Dr Yasmin said in spite of the success chalked by eradicating the disease, there is still a long way to go even though six months down the line there have been no cases. She said the eradication programme still needed about two years of work to ensure that while the disease is not that visible, people do not go back to old habits. Hence, the biggest challenge was how to sustain behavior change to sustain the eradication of the worm.

 Mr. Salisu Be- Awuribe, Central Gonja Chief Executive, attributed the success of the eradication exercise to the willingness of all partners such as the Carter Center, and the Ministry of Health to get themselves involved in the eradication exercise on the ground coupled with the sustained efforts of the volunteers who reached out to the communities by knocking on their doors, giving them the filters and guiding them to use the filters well. They shared ideas, addressed the issues on the ground and attended meetings regularly which also contributed to the success of the programme.

However, the greatest contributor to the success of the programme was the dispelling of old age believes that had been a big hindrance to behavioral change in the past. “The hitherto myth that guinea worm is not from water but from spiritual and other means has almost died out.” The District Chief Executive said.  

Mr. Be-Awuribe said in spite of the new water sources that have recently been constructed in the district under the IWASH project, water coverage in the district is just about 30 to 36 percent. Meanwhile, estimates on the amount of money required to provide potable water to all parts of the district in order to achieve 100 percent water coverage is 12 million US dollars.

“UNICEFS investments in Central Gonja alone is about half of this amount but has not yielded the required yields. The District is ready to partner any organsaition that comes with this kind of support. A lot has been done but the battle is not yet over”, he said.

He disclosed that the communities rely on animal husbandry for an income hence  are also concerned about getting water for their animals: “most communities will like to have dugouts rather than boreholes because they believe dugouts can serve a mufti purpose function such as providing water for animals, backyard gardens, and domestic activities” . Hence, he appealed to UNICEF and other water service providers to consider a technology that combines dugouts with the provision of potable water.

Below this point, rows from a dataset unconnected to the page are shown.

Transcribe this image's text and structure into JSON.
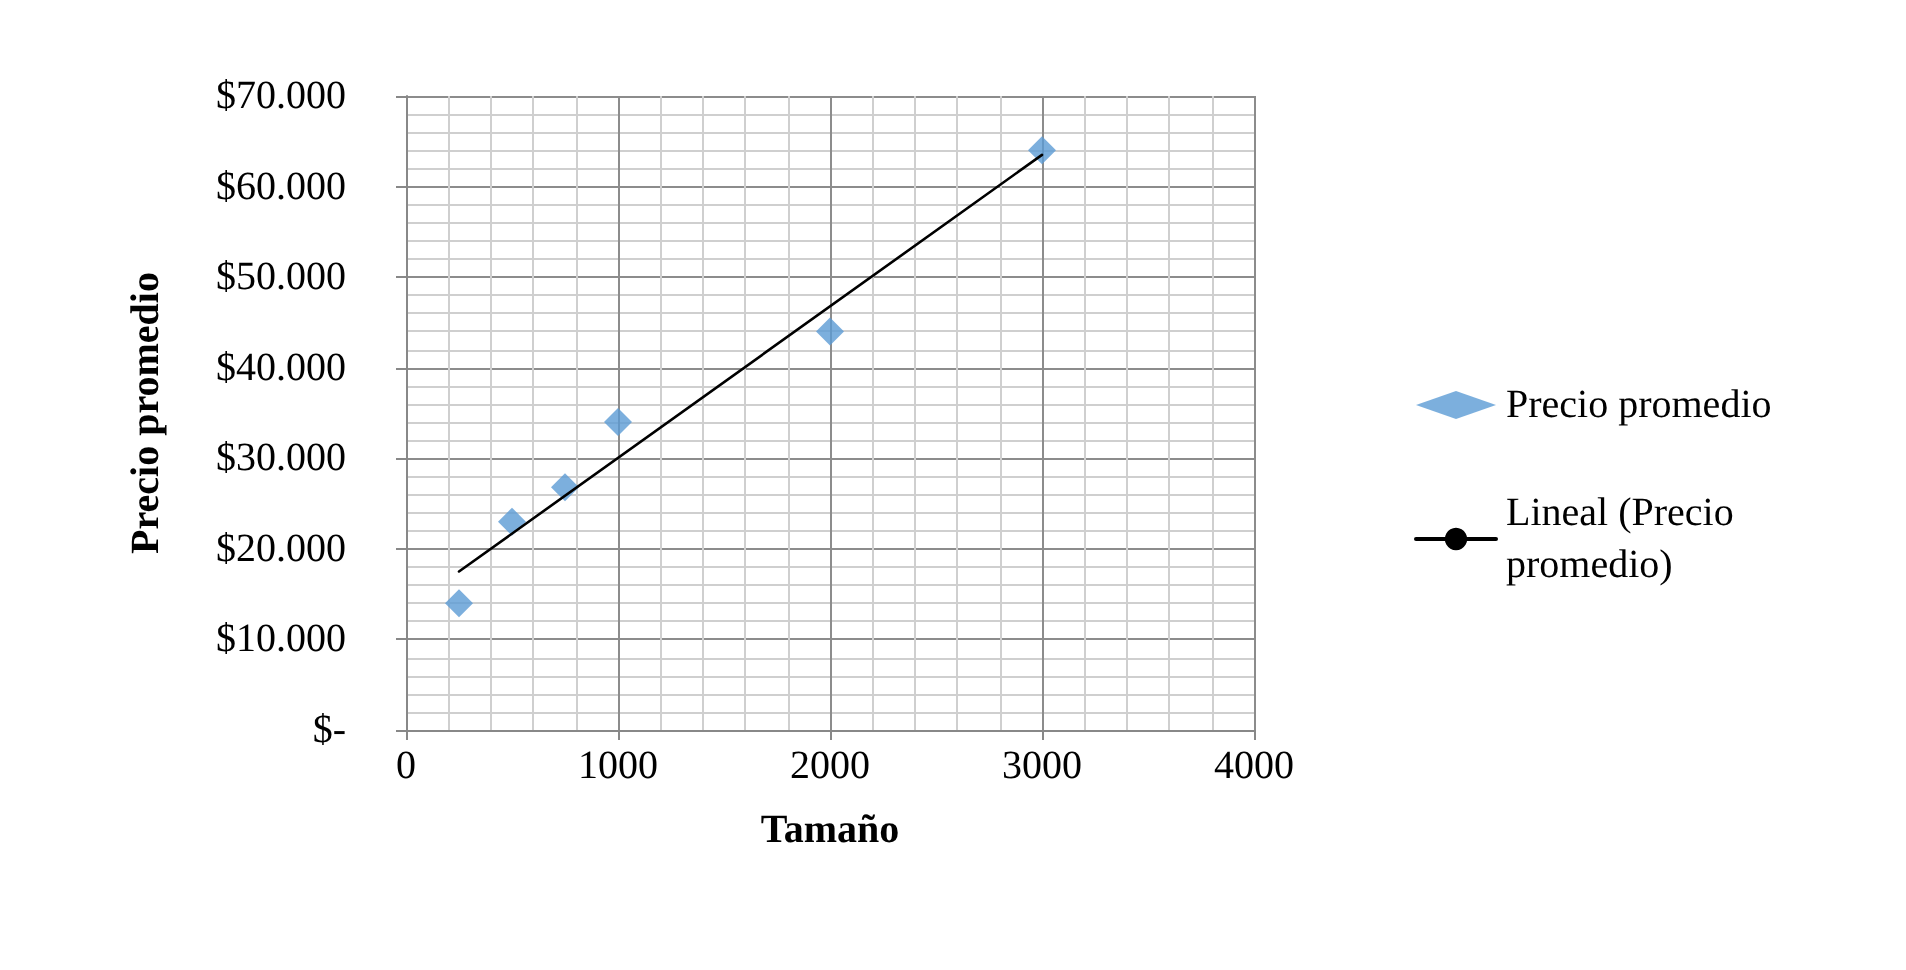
{
  "chart_data": {
    "type": "scatter",
    "xlabel": "Tamaño",
    "ylabel": "Precio promedio",
    "xlim": [
      0,
      4000
    ],
    "xticks": [
      0,
      1000,
      2000,
      3000,
      4000
    ],
    "ylim": [
      0,
      70000
    ],
    "yticks": [
      {
        "value": 0,
        "label": "$-"
      },
      {
        "value": 10000,
        "label": "$10.000"
      },
      {
        "value": 20000,
        "label": "$20.000"
      },
      {
        "value": 30000,
        "label": "$30.000"
      },
      {
        "value": 40000,
        "label": "$40.000"
      },
      {
        "value": 50000,
        "label": "$50.000"
      },
      {
        "value": 60000,
        "label": "$60.000"
      },
      {
        "value": 70000,
        "label": "$70.000"
      }
    ],
    "grid": true,
    "legend": "right",
    "series": [
      {
        "name": "Precio promedio",
        "marker": "diamond",
        "color": "#5b9bd5",
        "x": [
          250,
          500,
          750,
          1000,
          2000,
          3000
        ],
        "values": [
          14000,
          23000,
          26800,
          34000,
          44000,
          64000
        ]
      },
      {
        "name": "Lineal (Precio promedio)",
        "type": "line",
        "marker": "none",
        "line_style": "solid",
        "color": "#000000",
        "x": [
          250,
          3000
        ],
        "values": [
          17500,
          63500
        ]
      }
    ]
  }
}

Mr. Be- Awuribe  admitted that due to the nature of the communities a sudden  pull out after the eradication exercise will spell doom since  people will go back to the old ways of doing things which would undermine  all achievements hence the need to put in place checks and balances to sustain behavioral change.

He said another issue that deserves attention is how to sustain the water systems that have been put in place. Presently, Fufulso has an emergency treatment plant and the dam that provides water for the plant is running out of water. He said even though efforts are underway to use two other dams to sustain the project, if water runs out or the system breaks down, what will be the fate of the people?

The Director General of Ghana Health Service, Dr Elias Sory, congratulated the people of the Central Gonja District for shelving their traditional believes about guinea worm disease and accepting the health messages that eventually led to the eradication of the disease.

He cautioned them to take care of the water systems that have been provided for them and not to view them as the property of government but as their own property. He urged them to adopt a maintenance culture towards the systems and strive to maintain them rather than allowing them to break down for them to carry out repair works.